The founder of DeviantArt is making a $22,000 display for digital art



Angelo Sotira started the online digital art platform DeviantArt when he was just a teenager, growing a formative community for millions of artists in the 2000s. Twenty-five years later, Sotira wants to change digital art again, but with a focus on the way it’s displayed.

On Thursday, Sotira revealed his new venture, Layer, a screen specifically designed to showcase digital art in the best quality possible.

“The way that the canvas needs to perform and behave in your life is quite different than other types of displays,” Sotira told TechCrunch. “It needs to blend into beautiful environments.”

The closest point of reference that the average consumer would have for a product like this is Samsung’s The Frame TV, which looks like a painting hung on the wall when it’s not turned on. But Layer takes that kind of feel to an even more premium level — unlike The Frame, Layer is not a consumer product, and it’s not trying to emulate static paintings or photographs.

“They’re $22,000, so that kind of tells you a lot about who that’s for,” Sotira said. “We spared no expense and we spared no effort. We made no compromise in producing what is actually, in our opinion, the very best way to display digital art on a wall.”

Image Credits:Layer

When Sotira talks about digital art, he isn’t talking about digital photography or videos.

Layer is working with hundreds of artists like Casey Reas, who makes generative AI art — no, not the kind of generative art you get from ChatGPT, which is created with LLMs that use other artists’ work without their consent. Instead, many of these artists are writing their own software to create digital AI artworks that change over time according to what the code says.

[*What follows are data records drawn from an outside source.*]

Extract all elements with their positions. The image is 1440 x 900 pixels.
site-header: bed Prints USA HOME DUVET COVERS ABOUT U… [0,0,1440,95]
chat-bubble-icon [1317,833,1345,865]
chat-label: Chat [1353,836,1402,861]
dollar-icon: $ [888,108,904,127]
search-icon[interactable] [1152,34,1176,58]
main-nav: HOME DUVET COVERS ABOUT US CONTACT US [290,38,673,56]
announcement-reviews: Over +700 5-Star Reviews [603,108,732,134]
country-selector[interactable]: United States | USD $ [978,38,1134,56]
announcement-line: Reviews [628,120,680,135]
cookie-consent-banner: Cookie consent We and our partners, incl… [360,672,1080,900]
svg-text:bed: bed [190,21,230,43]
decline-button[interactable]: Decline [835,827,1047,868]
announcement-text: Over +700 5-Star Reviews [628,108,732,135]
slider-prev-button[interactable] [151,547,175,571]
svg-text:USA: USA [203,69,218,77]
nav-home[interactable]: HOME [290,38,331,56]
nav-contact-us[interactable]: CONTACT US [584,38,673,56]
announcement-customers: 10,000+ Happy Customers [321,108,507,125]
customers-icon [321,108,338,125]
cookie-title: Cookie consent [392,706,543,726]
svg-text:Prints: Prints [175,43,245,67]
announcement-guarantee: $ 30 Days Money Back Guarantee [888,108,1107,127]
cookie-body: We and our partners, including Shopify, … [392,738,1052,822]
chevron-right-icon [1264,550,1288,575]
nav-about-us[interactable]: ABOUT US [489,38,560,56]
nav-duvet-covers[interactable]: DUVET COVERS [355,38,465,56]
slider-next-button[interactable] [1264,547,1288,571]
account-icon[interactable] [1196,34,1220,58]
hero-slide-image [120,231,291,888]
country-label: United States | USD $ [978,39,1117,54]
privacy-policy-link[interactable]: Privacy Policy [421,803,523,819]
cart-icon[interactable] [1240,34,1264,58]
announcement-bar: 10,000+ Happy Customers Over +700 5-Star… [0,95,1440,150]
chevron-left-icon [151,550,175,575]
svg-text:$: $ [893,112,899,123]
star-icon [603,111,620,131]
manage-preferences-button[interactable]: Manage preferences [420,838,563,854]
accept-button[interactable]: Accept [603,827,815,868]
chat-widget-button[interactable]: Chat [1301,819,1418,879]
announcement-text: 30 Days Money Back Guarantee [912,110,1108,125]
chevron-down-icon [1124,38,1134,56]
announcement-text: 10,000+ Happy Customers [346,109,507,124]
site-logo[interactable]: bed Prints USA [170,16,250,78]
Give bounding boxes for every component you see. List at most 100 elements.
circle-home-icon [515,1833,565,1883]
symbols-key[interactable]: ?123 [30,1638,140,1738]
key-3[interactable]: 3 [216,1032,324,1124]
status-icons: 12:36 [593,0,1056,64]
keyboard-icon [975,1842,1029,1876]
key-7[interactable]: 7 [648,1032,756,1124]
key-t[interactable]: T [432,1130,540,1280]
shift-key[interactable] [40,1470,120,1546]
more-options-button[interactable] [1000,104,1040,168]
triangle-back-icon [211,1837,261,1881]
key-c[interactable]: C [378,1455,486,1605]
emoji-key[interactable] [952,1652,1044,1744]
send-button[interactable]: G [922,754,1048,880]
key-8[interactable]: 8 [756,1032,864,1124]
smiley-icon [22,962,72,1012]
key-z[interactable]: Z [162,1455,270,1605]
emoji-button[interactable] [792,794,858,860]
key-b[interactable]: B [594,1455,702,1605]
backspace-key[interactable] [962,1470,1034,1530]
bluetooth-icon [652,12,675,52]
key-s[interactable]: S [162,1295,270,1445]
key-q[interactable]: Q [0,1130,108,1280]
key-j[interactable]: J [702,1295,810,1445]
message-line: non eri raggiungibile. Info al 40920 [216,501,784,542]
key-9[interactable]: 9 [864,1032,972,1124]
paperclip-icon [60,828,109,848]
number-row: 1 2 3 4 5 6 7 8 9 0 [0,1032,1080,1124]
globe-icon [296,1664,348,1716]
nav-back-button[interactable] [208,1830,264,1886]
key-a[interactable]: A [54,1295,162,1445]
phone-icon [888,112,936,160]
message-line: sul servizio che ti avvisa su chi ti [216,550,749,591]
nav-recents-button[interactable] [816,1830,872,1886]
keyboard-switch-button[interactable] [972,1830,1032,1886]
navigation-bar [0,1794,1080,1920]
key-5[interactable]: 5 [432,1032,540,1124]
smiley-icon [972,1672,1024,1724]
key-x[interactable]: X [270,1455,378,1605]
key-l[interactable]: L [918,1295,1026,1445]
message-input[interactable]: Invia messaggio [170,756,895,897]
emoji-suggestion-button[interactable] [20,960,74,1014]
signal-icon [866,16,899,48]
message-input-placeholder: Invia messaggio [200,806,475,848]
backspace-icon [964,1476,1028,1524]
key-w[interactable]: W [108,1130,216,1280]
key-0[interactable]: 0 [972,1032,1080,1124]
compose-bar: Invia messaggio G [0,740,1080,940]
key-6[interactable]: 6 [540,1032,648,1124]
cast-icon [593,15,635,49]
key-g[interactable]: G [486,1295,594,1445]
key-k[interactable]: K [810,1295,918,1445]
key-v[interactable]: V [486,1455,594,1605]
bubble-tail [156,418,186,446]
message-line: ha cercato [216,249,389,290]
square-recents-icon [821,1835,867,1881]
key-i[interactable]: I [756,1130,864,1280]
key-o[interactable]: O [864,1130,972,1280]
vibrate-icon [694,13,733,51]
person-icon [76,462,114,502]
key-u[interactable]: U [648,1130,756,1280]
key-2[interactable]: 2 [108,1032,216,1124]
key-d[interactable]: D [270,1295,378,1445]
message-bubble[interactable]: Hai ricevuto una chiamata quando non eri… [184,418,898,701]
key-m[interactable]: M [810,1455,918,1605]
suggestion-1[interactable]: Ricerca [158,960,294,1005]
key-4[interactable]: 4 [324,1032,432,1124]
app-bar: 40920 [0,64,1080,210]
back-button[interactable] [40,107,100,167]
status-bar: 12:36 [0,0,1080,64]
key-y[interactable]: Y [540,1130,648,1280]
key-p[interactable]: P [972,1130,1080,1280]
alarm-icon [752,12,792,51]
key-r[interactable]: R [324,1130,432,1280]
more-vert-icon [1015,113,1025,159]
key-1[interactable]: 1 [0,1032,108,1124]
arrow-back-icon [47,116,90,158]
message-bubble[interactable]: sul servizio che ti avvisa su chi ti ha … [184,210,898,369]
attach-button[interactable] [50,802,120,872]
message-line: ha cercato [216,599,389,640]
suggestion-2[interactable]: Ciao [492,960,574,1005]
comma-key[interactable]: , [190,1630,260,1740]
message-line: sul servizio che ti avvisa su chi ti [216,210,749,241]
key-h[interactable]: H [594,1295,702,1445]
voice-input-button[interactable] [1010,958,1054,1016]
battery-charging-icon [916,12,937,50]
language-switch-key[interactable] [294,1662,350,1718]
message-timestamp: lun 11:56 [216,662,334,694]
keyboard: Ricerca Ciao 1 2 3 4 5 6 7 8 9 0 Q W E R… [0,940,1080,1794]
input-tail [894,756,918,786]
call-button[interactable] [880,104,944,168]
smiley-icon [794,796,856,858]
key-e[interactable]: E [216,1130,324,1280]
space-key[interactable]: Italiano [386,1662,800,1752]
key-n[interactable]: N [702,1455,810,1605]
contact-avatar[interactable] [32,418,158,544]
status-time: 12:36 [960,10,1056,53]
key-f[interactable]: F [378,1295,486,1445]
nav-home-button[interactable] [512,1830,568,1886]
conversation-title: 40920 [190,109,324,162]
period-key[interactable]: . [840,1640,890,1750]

But these artworks, like most AI software, require a lot of computing power to execute. That’s part of why Layer is so pricey — it needs the technological capacity to display these new kinds of works.

“You’re looking at an over 35-year history of extraordinary artists developing the medium of code-based art and essentially, the pixels on the display are being governed by the code that’s been written that runs live on that GPU, rendering it in full resolution,” Sotira said. “It’s actually controlling every pixel, so it’s not going through any compression algorithms.”

Sotira is well aware that he’s not the first entrepreneur to try to create a better way to display digital art — when he was at DeviantArt, he was pitched on products like Layer all the time. But because of this, he knows what was missing from the products that were pitched to him in the past.

“One of the driving principles is that you can plug it in, turn it on, and leave it alone, and it should know how to sequence art for you,” he said.

In his experience, he enjoys tinkering with these devices for a few weeks, but then it becomes tedious to continue updating the display, so he wanted his own canvas to be more self-sustaining.

“It’s going to be on your wall for five years, so it has to play really, really well in your life.”

Image Credits:Layer

Layer seems like a highly expensive and very niche product, but some venture capitalists and entrepreneurs are betting on it. While in stealth, the startup raised $5.7 million in funding from Expa Ventures, Human Ventures, and Slauson & Co., plus angels like Twitter co-founder Evan Williams and Behance co-founder Scott Belsky.

The company’s ambitions extend beyond selling hardware to display art. With a Layer canvas, owners get subscription access to a collection of art from the digital artists that Layer partners with. Then, those artists are paid royalties based on the amount of time their works are on view.

“We put artists first, and that’s kind of the core mission and philosophy of Layer,” Sotira said.